Chapitre 13 - Reprise des opérations

46 9 9
                                    

Trois jours ne furent pas de trop pour que chacun se remette et réorganise ses pensées après l'événement qui avait conduit au "renvoie" d'Erika par Victor.
Suite à cet incident fort perturbant, l'ambiance au quartier général des suprémacistes avait été pesante, comme si respirer était devenu difficile. Beaucoup se sentait mal après cette découverte de la folie et des crimes d'Erika, bien que seuls les "généraux" soient parfaitement au courant de chaque détail de cette morbide histoire, mais l'attitude choquée et fortement préoccupée de ces derniers suffisaient à influencer l'humeur de tous en se répercutant dessus.
Dans ce sentiment pesant qui planait, il n'y avait pas uniquement le choc de découvrir qu'Erika n'était pas juste une fille étrange à l'humour perturbant mais bien une véritable psychopathe, dont les visions de mort causées par ses pouvoirs semblaient avoir déséquilibré son esprit à un point tel qu'elle pensait elle-même être la Mort, la Grande Faucheuse en personne, mais aussi de nombreuses questions inquiétantes que cette information leur faisait se poser.
Combien de victimes Erika avait-elle fait, et combien en se servant de leurs objectifs ? Quand avait-elle basculé de la sorte ? Comment avaient-ils pu ne pas le remarquer avant d'être brutalement confrontés à cette effroyable réalité ? Où était-elle à présent qu'ils l'avaient bannie ?
Auraient-ils dû réagir autrement car, à présent, elle était en totale liberté sans personne pour la contenir un minimum, comme ça avait été le cas au sein de la faction ? Mais qu'auraient-ils pu faire exactement ?

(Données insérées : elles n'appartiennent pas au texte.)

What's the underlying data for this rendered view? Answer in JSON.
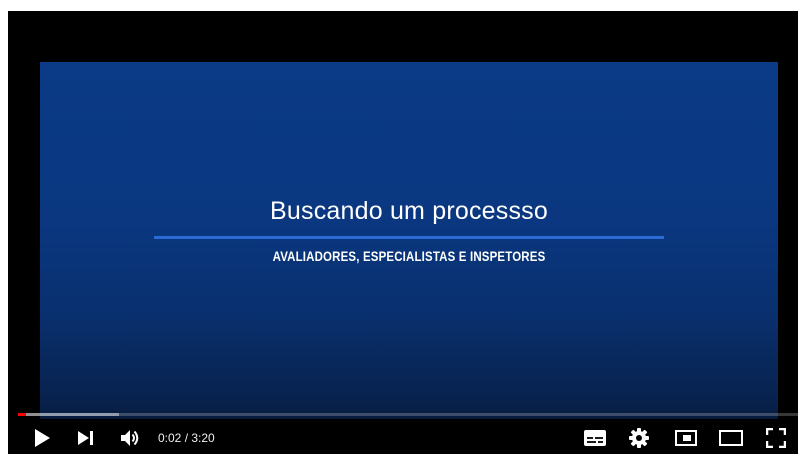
{
  "slide": {
    "title": "Buscando um processso",
    "subtitle": "AVALIADORES, ESPECIALISTAS E INSPETORES"
  },
  "player": {
    "current_time": "0:02",
    "separator": " / ",
    "duration": "3:20",
    "progress_played_fraction": 0.01,
    "progress_loaded_fraction": 0.13,
    "controls": {
      "left": [
        "play-icon",
        "next-icon",
        "volume-icon"
      ],
      "right": [
        "subtitles-icon",
        "settings-gear-icon",
        "miniplayer-icon",
        "theater-mode-icon",
        "fullscreen-icon"
      ]
    }
  },
  "colors": {
    "slide_blue": "#0b3a86",
    "rule_blue": "#2b6bd6",
    "progress_red": "#ff0000",
    "player_black": "#000000"
  }
}
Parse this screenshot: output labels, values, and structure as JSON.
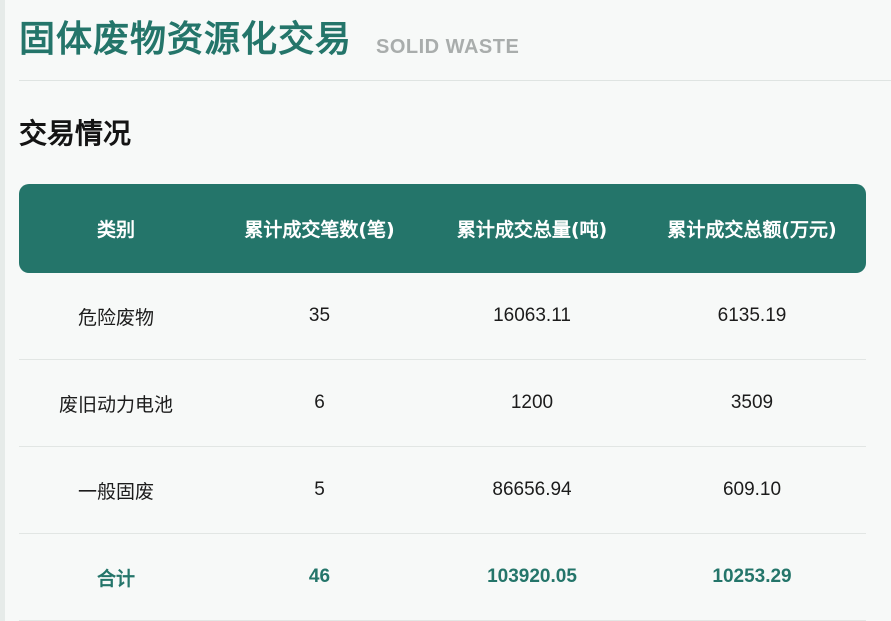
{
  "header": {
    "title": "固体废物资源化交易",
    "subtitle": "SOLID WASTE"
  },
  "section": {
    "title": "交易情况"
  },
  "table": {
    "columns": [
      "类别",
      "累计成交笔数(笔)",
      "累计成交总量(吨)",
      "累计成交总额(万元)"
    ],
    "rows": [
      {
        "category": "危险废物",
        "count": "35",
        "volume": "16063.11",
        "amount": "6135.19"
      },
      {
        "category": "废旧动力电池",
        "count": "6",
        "volume": "1200",
        "amount": "3509"
      },
      {
        "category": "一般固废",
        "count": "5",
        "volume": "86656.94",
        "amount": "609.10"
      }
    ],
    "total": {
      "category": "合计",
      "count": "46",
      "volume": "103920.05",
      "amount": "10253.29"
    }
  },
  "colors": {
    "accent": "#24756a",
    "header_text": "#ffffff",
    "subtitle": "#a9adac",
    "background": "#f7f9f8"
  }
}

Prévenir la police était impossible sans se dénoncer eux-mêmes. Par ailleurs, ils n'avaient aucune preuve à présenter. Sans compter que Victor, et d'autres, refusait catégoriquement cette possibilité, ne permettant jamais à la moindre chose de menacer son but.
Qu'auraient-ils donc pu faire ? Les choses auraient-elles pu être différentes si ils s'en étaient aperçu plus tôt ? Comment auraient-ils pu s'en apercevoir plus tôt ? Était-ce qu'ils n'avaient pas pris au sérieux les indices qu'Erika avait pu fournir à propos de son état instable ? Comment auraient-ils pu simplement la croire ?

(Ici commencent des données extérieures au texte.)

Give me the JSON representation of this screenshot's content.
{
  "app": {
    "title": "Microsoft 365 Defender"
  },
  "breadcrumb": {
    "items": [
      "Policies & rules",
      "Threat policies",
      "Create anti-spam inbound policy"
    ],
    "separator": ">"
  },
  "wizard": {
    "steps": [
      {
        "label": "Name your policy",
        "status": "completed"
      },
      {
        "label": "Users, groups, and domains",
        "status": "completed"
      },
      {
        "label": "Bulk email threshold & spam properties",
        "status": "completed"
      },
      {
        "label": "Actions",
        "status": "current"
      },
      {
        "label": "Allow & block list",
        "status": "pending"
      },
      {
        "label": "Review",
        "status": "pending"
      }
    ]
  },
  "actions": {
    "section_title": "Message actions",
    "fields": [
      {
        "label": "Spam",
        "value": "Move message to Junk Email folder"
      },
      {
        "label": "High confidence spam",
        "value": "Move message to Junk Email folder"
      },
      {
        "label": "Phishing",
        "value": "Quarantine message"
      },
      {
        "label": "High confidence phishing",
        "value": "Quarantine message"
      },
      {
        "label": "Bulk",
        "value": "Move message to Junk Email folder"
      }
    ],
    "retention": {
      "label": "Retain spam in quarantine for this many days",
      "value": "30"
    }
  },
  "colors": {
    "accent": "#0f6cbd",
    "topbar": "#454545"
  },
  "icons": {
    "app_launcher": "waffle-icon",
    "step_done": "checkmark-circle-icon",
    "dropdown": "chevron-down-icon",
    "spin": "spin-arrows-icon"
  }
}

A moins que le problème n'ait pas tant été de le remarquer que de l'accepter. Peut-être que, au moins inconsciemment, ils avaient parfaitement compris depuis quelques temps déjà la dangerosité d'Erika mais qu'ils avaient refusé de la voir réellement car, pour l'objectif qu'ils poursuivaient, ils avaient besoin d'elle.
Serait-il donc possible qu'ils aient tous fermé les yeux en un accord tacite sur la folie d'Erika pour la réussite de leur but, qu'ils avaient préféré feindre que rien n'était pour ne pas risquer de desservir leur objectif, pour éviter de menacer la réussite de leur idéal ?

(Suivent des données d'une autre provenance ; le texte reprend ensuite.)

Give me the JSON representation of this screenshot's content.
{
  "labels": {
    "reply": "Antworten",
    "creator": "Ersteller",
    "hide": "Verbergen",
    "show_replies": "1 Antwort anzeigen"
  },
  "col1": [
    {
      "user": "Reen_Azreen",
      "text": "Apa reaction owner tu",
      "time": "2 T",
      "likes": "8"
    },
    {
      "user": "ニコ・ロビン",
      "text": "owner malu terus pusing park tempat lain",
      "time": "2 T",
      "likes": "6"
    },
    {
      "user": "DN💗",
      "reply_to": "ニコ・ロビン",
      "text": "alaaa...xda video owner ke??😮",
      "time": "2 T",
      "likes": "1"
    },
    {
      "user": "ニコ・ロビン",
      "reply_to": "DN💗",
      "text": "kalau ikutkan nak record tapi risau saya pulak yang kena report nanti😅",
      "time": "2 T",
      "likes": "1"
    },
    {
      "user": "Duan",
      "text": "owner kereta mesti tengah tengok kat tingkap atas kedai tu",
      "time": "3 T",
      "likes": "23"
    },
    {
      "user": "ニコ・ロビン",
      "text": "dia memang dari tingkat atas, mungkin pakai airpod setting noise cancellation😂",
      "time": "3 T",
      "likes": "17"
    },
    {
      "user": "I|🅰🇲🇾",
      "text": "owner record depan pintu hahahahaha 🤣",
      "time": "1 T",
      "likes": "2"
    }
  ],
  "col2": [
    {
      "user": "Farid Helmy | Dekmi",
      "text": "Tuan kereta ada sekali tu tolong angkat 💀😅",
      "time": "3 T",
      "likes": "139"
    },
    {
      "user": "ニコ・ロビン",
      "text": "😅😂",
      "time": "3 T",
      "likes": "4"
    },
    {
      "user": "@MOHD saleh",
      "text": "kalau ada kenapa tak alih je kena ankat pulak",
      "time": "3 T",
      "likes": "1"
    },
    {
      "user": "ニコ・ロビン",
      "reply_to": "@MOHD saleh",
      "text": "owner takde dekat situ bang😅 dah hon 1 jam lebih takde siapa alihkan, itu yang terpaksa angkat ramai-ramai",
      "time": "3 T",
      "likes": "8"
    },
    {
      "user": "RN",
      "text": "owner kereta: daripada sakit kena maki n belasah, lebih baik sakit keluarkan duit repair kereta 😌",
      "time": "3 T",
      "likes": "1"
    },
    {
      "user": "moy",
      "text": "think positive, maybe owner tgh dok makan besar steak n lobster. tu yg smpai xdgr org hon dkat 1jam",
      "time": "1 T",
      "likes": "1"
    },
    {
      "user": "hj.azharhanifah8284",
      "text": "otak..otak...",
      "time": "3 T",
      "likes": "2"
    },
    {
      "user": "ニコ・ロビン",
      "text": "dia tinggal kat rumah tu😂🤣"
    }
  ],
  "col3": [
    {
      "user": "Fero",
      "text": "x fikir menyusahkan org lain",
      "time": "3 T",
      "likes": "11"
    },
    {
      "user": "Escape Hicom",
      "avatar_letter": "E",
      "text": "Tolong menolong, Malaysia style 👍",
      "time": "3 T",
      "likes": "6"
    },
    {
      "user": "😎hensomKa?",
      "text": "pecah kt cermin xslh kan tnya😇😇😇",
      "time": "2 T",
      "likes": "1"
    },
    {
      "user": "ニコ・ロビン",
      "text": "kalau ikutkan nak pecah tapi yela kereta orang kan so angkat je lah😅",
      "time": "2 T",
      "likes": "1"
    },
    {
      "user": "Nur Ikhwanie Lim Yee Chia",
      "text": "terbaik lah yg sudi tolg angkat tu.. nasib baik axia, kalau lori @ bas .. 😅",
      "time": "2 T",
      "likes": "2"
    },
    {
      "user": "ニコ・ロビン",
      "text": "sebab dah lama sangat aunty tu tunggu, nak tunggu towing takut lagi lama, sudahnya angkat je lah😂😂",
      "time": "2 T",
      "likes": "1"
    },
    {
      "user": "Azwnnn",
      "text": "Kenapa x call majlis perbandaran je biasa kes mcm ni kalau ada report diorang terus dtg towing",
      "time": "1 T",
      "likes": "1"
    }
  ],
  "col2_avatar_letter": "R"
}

En ce sens, ils auraient donc laisser Erika dans sa folie meurtrière car la jeune fille était utile à la faction. Seulement, aujourd'hui, alors que la vérité avait éclaté sous leurs regards dans toute son horreur, ils n'avaient plus pu la nier inconsciemment.
Auraient-ils donc une part de responsabilité dans cette histoire, ne pensant qu'à leur objectif ?
Il y avait donc un sentiment de culpabilité dans ce profond malaise qui pesait lourdement sur eux. Chacun s'efforçait cependant de faire face et de supporter cette atmosphère difficile, surtout les généraux, chacun à sa manière.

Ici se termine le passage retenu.